Now Bun’s mandate is to be the best runtime for Anthropic’s needs, which aligns closely with being the best runtime overall. The sustainability question shifts from “Will they figure out how to make money?” to “Will Anthropic’s priorities stay aligned with the broader JS ecosystem?”

For JS developers: a different risk

If you were hesitant about Bun because of sustainability concerns, that specific worry is addressed by Anthropic’s backing. However, “backed by Anthropic” isn’t a blank check; it’s a bet that Anthropic’s needs will remain aligned with the broader JavaScript community.

Key things to watch

  • Node.js compatibility progress – Will Bun continue improving compatibility, or will agent‑specific optimizations dominate?
  • Community responsiveness – Bun’s team is active on GitHub today; will that continue?
  • Commit velocity – Acquisitions can shift focus to internal priorities, affecting external contributions.

The honest answer: we’ll know in 18 months whether this benefits the ecosystem or merely Claude Code.
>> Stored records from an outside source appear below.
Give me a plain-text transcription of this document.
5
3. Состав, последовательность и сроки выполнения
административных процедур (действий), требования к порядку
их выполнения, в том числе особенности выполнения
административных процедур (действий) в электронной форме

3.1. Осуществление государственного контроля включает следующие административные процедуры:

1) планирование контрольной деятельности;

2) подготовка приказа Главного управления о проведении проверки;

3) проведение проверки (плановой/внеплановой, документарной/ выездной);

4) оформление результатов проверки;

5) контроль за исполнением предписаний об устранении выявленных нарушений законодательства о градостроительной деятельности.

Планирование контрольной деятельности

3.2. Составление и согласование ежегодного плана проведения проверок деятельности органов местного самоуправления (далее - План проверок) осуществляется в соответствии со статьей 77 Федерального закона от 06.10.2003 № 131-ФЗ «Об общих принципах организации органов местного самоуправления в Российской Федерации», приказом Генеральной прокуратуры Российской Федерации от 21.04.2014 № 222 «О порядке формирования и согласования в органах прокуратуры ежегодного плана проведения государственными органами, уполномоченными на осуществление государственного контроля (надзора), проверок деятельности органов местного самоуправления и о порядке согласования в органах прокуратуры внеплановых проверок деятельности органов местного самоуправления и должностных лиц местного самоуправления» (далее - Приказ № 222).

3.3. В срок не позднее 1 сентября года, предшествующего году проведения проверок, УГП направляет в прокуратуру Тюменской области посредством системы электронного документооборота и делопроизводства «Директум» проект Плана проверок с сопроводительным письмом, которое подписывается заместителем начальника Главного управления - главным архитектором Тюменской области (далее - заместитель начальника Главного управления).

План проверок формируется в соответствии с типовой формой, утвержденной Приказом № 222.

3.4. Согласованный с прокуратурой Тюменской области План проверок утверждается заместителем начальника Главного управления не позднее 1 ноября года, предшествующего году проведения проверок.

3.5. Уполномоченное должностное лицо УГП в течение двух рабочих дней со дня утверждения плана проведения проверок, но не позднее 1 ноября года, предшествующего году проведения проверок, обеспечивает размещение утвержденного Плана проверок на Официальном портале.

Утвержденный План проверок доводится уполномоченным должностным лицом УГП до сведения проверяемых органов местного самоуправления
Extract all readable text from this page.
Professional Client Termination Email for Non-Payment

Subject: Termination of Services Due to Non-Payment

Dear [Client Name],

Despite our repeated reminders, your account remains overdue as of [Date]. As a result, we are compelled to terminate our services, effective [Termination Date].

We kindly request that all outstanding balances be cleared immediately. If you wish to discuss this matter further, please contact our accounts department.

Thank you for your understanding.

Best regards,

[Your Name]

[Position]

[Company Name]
From the official announcements

Unchanged

  • Open source, MIT licensed
  • Same team, same maintainers, built in public
  • Node.js compatibility remains a priority
  • General‑purpose JavaScript runtime mission continues

Changed

  • Bun’s roadmap now has a $1 B ARR product as its primary stakeholder
  • Direct insight into what AI agents need from a runtime
  • Resources of a major AI lab instead of startup runway math
  • Hiring more engineers

TL;DR

  • The real reason isn’t speed. It’s distribution (single‑file executables), dependency control (Claude Code already relies on Bun), and positioning for a future where agents are the primary users of developer tooling.
  • Thesis: We’re moving from “LLMs that generate code” to “agents that build and run their own tools.” The runtime becomes the agent’s operating system, and Anthropic wants to own that.
  • For JS devs: Sustainability concerns are mitigated, but a new concern emerges—priority alignment. Watch Node.js compatibility and community responsiveness.
  • Meta‑story: Anthropic is betting on developer infrastructure, not consumer AI. This acquisition likely won’t be their last.

The most active contributor to Bun is already an AI agent. That’s not the future—that’s now.